During the test phase, twelve people have been testing the jackets in everyday use since March 2019 and are keeping records of when and under what conditions malfunctions occur. The tests are currently being interrupted due to the corona crisis. However, the first interim results have already been evaluated and will be published in the conference proceedings for the 2nd Electronics and System Integration symposium, "Intelligente Systeme und ihre Komponenten:" Forschung und industrielle Anwendung" (Intelligent systems and their components: Research and Industrial Application, www.symposium-esi.de). "The displays proved to be very stable against the environmental influences and mechanical stresses associated with everyday use. The service life is also sufficient based on our considerations," Ivanov says pleased. The maximum wearing time was almost 200 hours and the maximum operating time 75 hours.

Presentation of the final results in October

If malfunctions occurred, the causes (e.g. corrosion caused by moisture) could be clarified and in some cases immediately eliminated by repairs.

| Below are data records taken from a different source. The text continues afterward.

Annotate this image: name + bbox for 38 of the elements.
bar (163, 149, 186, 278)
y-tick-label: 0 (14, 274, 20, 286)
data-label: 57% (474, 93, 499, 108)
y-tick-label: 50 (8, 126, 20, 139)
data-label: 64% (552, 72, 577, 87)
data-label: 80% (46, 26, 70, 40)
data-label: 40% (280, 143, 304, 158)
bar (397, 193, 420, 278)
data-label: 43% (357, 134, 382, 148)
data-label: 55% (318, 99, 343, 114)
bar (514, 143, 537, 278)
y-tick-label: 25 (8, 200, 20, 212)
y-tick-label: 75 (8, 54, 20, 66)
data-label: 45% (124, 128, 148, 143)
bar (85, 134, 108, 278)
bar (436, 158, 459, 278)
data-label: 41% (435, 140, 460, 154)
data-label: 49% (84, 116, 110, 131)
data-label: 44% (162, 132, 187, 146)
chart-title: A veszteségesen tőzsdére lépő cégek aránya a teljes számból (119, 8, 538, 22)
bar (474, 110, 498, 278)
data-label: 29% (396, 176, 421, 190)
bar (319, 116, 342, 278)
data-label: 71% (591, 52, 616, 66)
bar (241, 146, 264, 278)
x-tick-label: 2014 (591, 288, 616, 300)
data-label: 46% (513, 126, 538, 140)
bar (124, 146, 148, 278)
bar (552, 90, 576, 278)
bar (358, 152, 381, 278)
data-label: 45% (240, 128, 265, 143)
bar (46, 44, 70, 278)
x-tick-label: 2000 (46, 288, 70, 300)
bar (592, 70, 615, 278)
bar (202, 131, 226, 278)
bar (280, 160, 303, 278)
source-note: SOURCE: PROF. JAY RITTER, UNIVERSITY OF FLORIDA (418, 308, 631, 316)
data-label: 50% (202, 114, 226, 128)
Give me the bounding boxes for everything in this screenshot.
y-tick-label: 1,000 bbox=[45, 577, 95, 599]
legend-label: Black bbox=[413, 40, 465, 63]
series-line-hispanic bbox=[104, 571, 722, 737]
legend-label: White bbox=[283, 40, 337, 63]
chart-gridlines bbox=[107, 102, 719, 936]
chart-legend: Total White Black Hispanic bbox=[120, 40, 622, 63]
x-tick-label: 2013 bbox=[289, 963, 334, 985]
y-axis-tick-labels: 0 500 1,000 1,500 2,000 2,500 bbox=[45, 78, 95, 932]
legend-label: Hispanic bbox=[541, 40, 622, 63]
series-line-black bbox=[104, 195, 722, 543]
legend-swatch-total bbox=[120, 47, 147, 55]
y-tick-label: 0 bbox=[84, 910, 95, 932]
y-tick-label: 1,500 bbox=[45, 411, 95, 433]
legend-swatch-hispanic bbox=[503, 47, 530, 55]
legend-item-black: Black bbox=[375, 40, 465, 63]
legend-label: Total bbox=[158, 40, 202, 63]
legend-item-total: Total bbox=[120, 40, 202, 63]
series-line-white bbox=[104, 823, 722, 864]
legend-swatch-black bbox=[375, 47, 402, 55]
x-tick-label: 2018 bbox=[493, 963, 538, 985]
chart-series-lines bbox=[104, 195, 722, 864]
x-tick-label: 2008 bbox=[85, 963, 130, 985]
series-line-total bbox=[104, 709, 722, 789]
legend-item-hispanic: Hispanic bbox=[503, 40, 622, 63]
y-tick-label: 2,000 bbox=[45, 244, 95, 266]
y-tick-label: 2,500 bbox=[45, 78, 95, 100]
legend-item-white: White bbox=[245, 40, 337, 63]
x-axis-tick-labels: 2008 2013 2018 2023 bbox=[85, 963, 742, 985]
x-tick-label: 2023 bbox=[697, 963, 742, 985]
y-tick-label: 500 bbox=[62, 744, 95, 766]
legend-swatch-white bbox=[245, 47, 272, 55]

Ivanov is planning to continue the field tests until October 2020. At the same time, he is examining the luminosity of the displays in endurance tests and evaluating this data. Ivanov will then present the results at the LOPEC conference, which is considered the most important congress in the field of printed electronics.

Control by Bluetooth

The indicator system consists of a luminous, flexible, printed electroluminescent display (ELD) with a pixel matrix. "The displays can be produced inexpensively by screen printing on plastic substrates and are currently the only technological possibility to produce self-luminous flexible displays with a total thickness of just 0.1 millimetres in the printing process," explains Ivanov. The system is controlled by a Bluetooth low energy module, either via electronics in the handlebars or via the smartphone attached to the handlebars. Depending on the command, an illuminated arrow on the display indicates the direction in which the cyclist wants to turn. The lettering BRAKE or any other text can also be displayed. The displays are attached to the jackets by means of press studs or zips and can be easily removed for cleaning. The same principle can also be used for bags or rucksacks.

Easy to produce

Ivanov is capturing the current spirit of the times with his project for more safety in road traffic. The car manufacturer Ford is currently developing an LED jacket that is intended to improve communication using light signals. Ivanov explains the difference: "Although this LED jacket is brighter than ours, it is more difficult to produce and cannot be used as flexibly. By producing the displays using screen printing, the costs are less than ten euros per display, even for small quantities." This means that the financial risks are also manageable for start-ups.